Roach had several ladies.  The lady in the barn roof painting, Stephanie, was called “Staph” by the close knit tribe of bikers and her tattoo read “Property of Roach”.  Her tattoo was actually on her inner right thigh but Roach told Piss Ant to paint it on her lower belly right below her navel where everybody could see it. 
Little Dick’s woman, Fat Linda, was embarrassed by her tattoo because Little Dick literally had a Little Dick.  Her tattoo was on her wrist.  She refused to let the tattoo artist see her naked fat.  There was far too much fat on her ass and thighs.  She would try to adorn her wrist with cheap plastic bracelets, anything to hide that “fucking tattoo”.

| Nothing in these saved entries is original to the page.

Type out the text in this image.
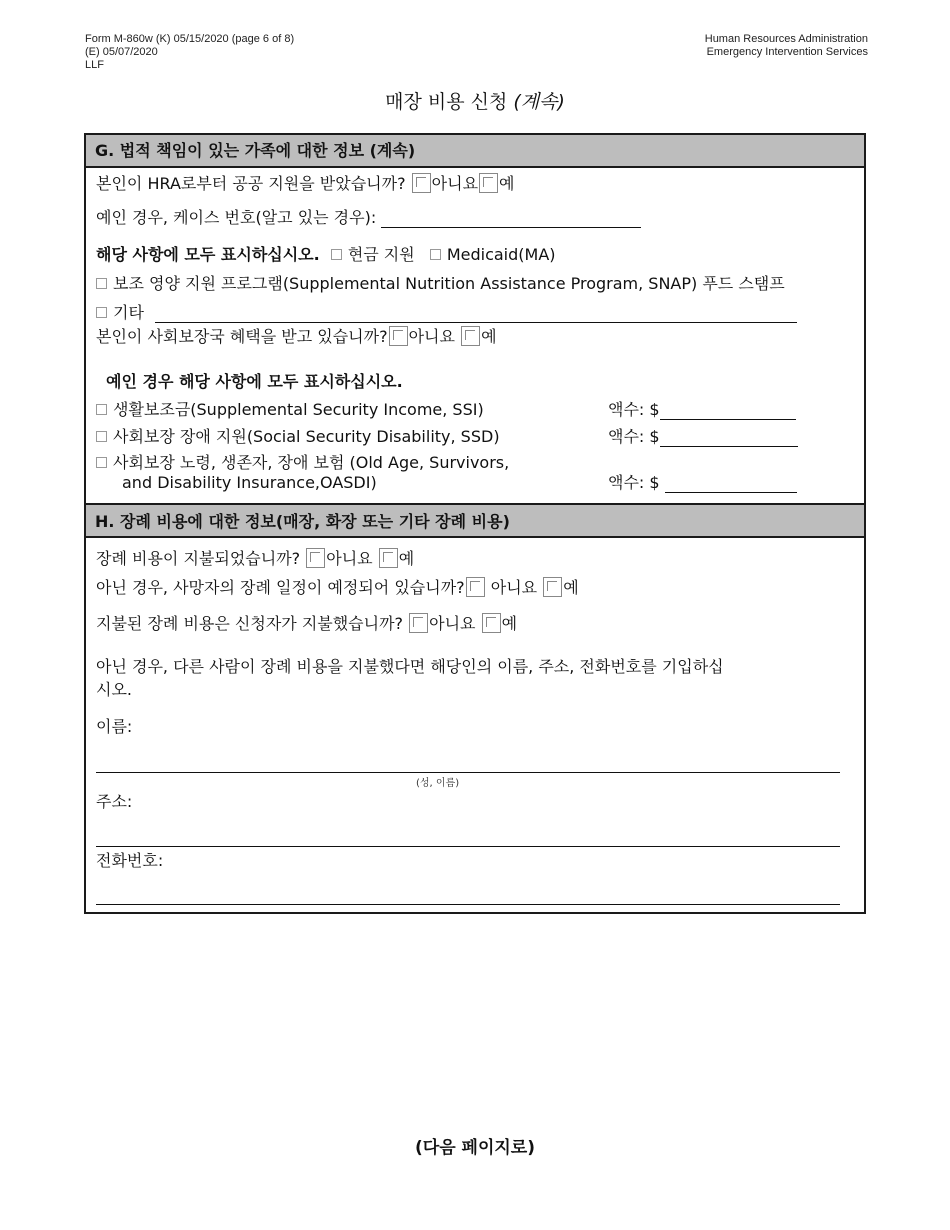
Form M-860w (K) 05/15/2020 (page 6 of 8)
(E) 05/07/2020
LLF
Human Resources Administration
Emergency Intervention Services
매장 비용 신청 (계속)
G. 법적 책임이 있는 가족에 대한 정보 (계속)
본인이 HRA로부터 공공 지원을 받았습니까? 아니요 예
예인 경우, 케이스 번호(알고 있는 경우):
해당 사항에 모두 표시하십시오. 현금 지원 Medicaid(MA)
보조 영양 지원 프로그램(Supplemental Nutrition Assistance Program, SNAP) 푸드 스탬프
기타
본인이 사회보장국 혜택을 받고 있습니까? 아니요 예
예인 경우 해당 사항에 모두 표시하십시오.
생활보조금(Supplemental Security Income, SSI)	액수: $
사회보장 장애 지원(Social Security Disability, SSD)	액수: $
사회보장 노령, 생존자, 장애 보험 (Old Age, Survivors,
and Disability Insurance,OASDI)	액수: $
H. 장례 비용에 대한 정보(매장, 화장 또는 기타 장례 비용)
장례 비용이 지불되었습니까? 아니요 예
아닌 경우, 사망자의 장례 일정이 예정되어 있습니까? 아니요 예
지불된 장례 비용은 신청자가 지불했습니까? 아니요 예
아닌 경우, 다른 사람이 장례 비용을 지불했다면 해당인의 이름, 주소, 전화번호를 기입하십
시오.
이름:
(성, 이름)
주소:
전화번호:
(다음 페이지로)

Piss Ant did a beautiful job.  Staph looked way better in the roof painting than she did in person.  Someone on the ground commented, “Staph looks better than a Playboy centerfold.”
Roach countered, “Goddam right she does.  She’s my woman and I deserve the best pussy in Chester County.”
We all gathered under the roof and partied.  The women came over and everyone bragged about how Staph was so beautiful.  It got Roach turned on and he took Staph inside the house.
Staph came back outside in about ten minutes. 
“Roach had more of those chest pains.  I told him to keep his pants on.  I gave him a handful of Tums.  Told him I’d give him a good fuck when he felt better.  I knew he wouldn’t be able to get a good hard on.  He probably just has a bad case of indigestion.”  She didn’t mention that Roach hadn’t had an erection in about six months.  He was club president and she didn’t want to embarrass him.
 The rest of us decided to have a cook out and we sent some prospects to get some hot dogs and hamburger.  We told them to get two more quarts of Yukon Jack and three cases of beer.
They returned with the beer, the booze and about a bushel of white corn they bought from an Amish roadside stand. 
We gathered around and shucked the corn while Misfit started the fire and filled a wash tub with water. 
“God, that corn was good.”
Roach never came out.  He slept until 11:00 AM the next morning.